A Giant Volcano Didn't Stop Ancient Maya From Taking The Ashes And Building a Pyramid

Scientists recently discovered that Maya builders constructed a huge pyramid from rock that had been ejected from a volcano some 1,500 years ago. This eruption was so powerful that it chilled the entire planet.
In San Andrs (El Salvador), the Ilopango caldera erupted around 539 CE in what was then Central America's largest volcanic event in the past 10,000 years.

The Tierra Blanca Jovi (TBJ) eruption is known for producing lava flows that spanned dozens of miles and so much ash into Central America's atmosphere that it caused a cooling in the Northern Hemisphere. Researchers previously reported that this was the cause of the colder climate.

Scientists believed that the volcano's destructive powers had caused many Maya settlements to be abandoned. This could have been for hundreds of years.

Akira Ichikawa (a Mesoamerican archaeologist) and postdoctoral associate at the Department of Anthropology at UCB found that people built the monument in the area just decades after the eruption.

Related: In photos: Hidden Maya civilization

A new analysis of the pyramid located approximately 25 miles (40 km) from the Zapotitn Valley volcano revealed that Maya builders mixed earth and cut stone blocks with blocks made from tephra rocks ejected from a volcano.

Ichikawa stated that this is the first evidence of volcanic ejecta being used in the construction a Maya pyramid. It could also reflect the spiritual significance volcanoes have in Maya culture.

For decades, scholars have debated the date for the eruption of TBJ. Some argue that it occurred between 270 and 405 CE. Ichikawa, in her new study published in Antiquity on September 21, wrote Ichikawa.

Ichikawa stated that radiocarbon dating, which compares radioactive carbon isotope ratios in tree trunks from El Salvador, suggested that 539 CE might have been a more accurate estimate.

The Campana pyramid is situated on a platform measuring nearly 20 feet (6 m), 262 feet (80m) long, 180 feet (55m) wide and 43 feet (13m) high.

3D Plan of Campana structure showing excavations. (Copyright Antiquity Publications Ltd/Courtesy A. Ichikawa).

It also features four terraces and a wide central staircase. It was the first building constructed in the San Andrs area of the valley after the TBJ eruption. This would have buried a lot of the valley below 2 feet (0.5 m) of ash according to the study.
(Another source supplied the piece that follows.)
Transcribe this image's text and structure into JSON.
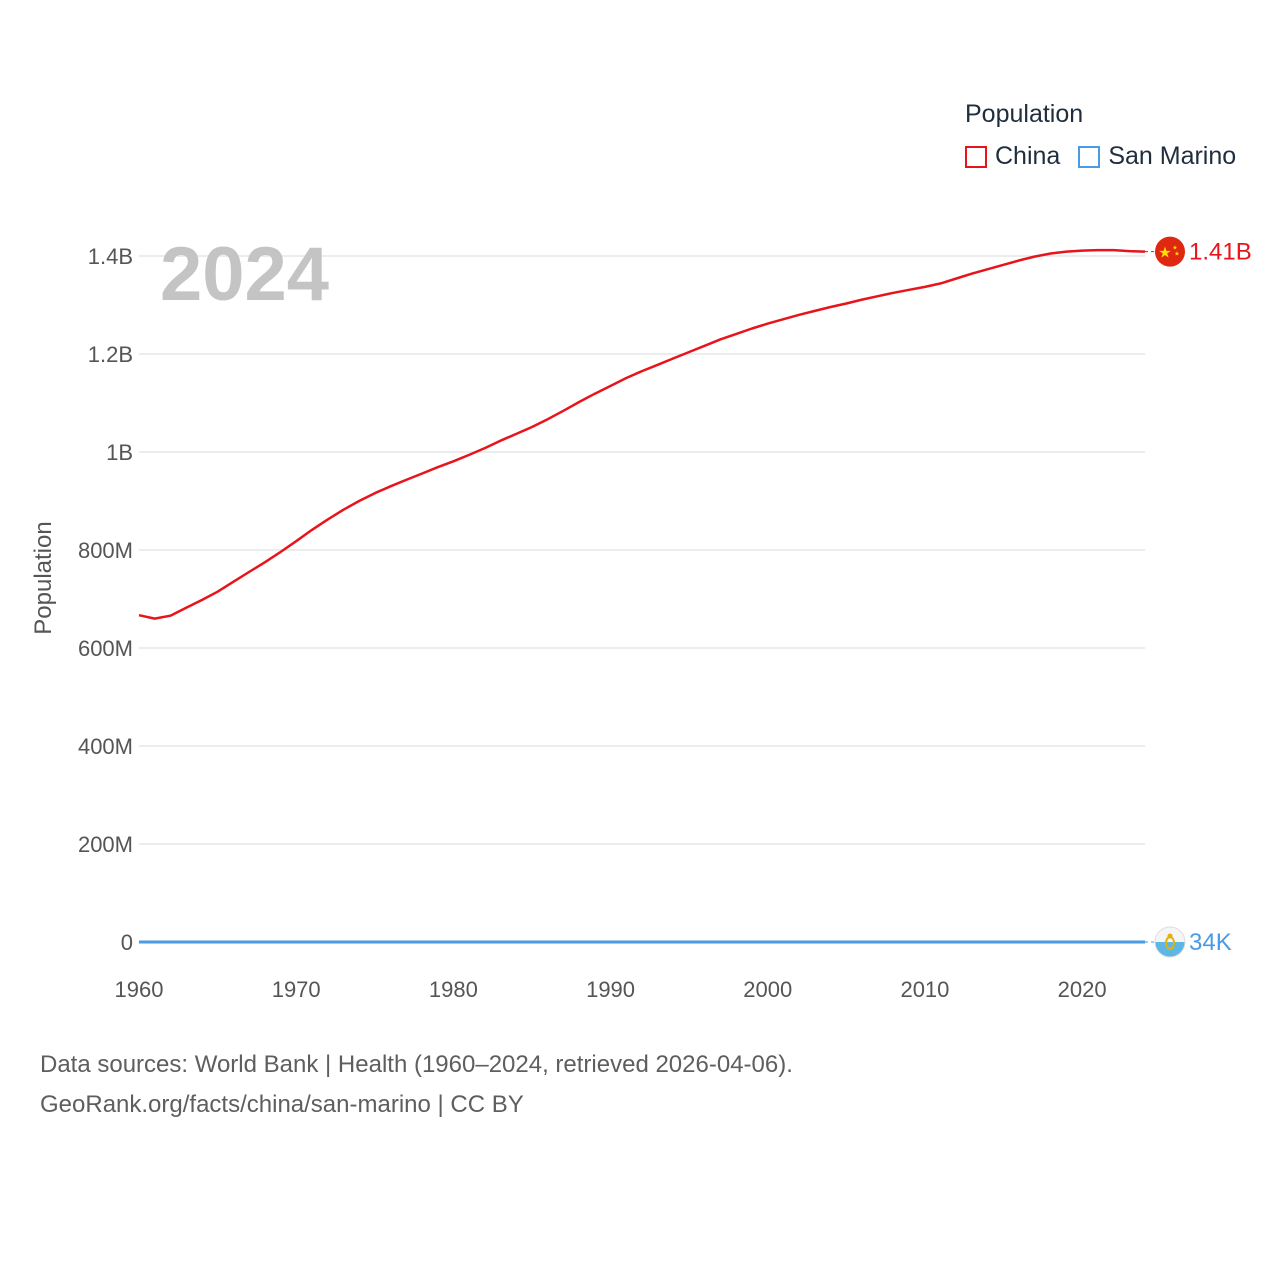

Ichikawa used carbon samples from various building materials to calculate the age of the structure, dating them between 545 and 565. Ichikawa stated that this suggested that people had returned to the site and started construction on the pyramid much sooner than they expected.

Live Science received an email from him revealing that the amount of tephra found in the pyramid was also quite surprising. Payson Sheets, UCB archaeologist, discovered tephra in a Maya'sacbe' or 'white road' about a decade ago. This elevated thoroughfare was located at Joya de Cern.

Ichikawa said that Cern's prehistoric farming community is also located in El Salvador. It was buried by a volcanic eruption in around 600 CE.

Campana, however, is the first Maya monument to use tephra for construction. According to the study, Cern's sacbe contained white-ash tephra that "may have been perceivable to have powerful religious and cosmological meaning" due to its volcanic origin. Tephra could have had similar significance in the Campana pyramid.

Climate and environmental catastrophes like volcanic eruptions are often associated with the decline or collapse of ancient civilizations. In Ptolemaic Egypt (305-30 BCE), a volcano could have destroyed an ancient dynasty. Live Science reported that an Alaskan volcano that erupted 43 BCE may have signaled the end of the Roman Republic.

Ichikawa stated that the Campana structure is a different story. It shows that ancient people can rebuild from the ashes.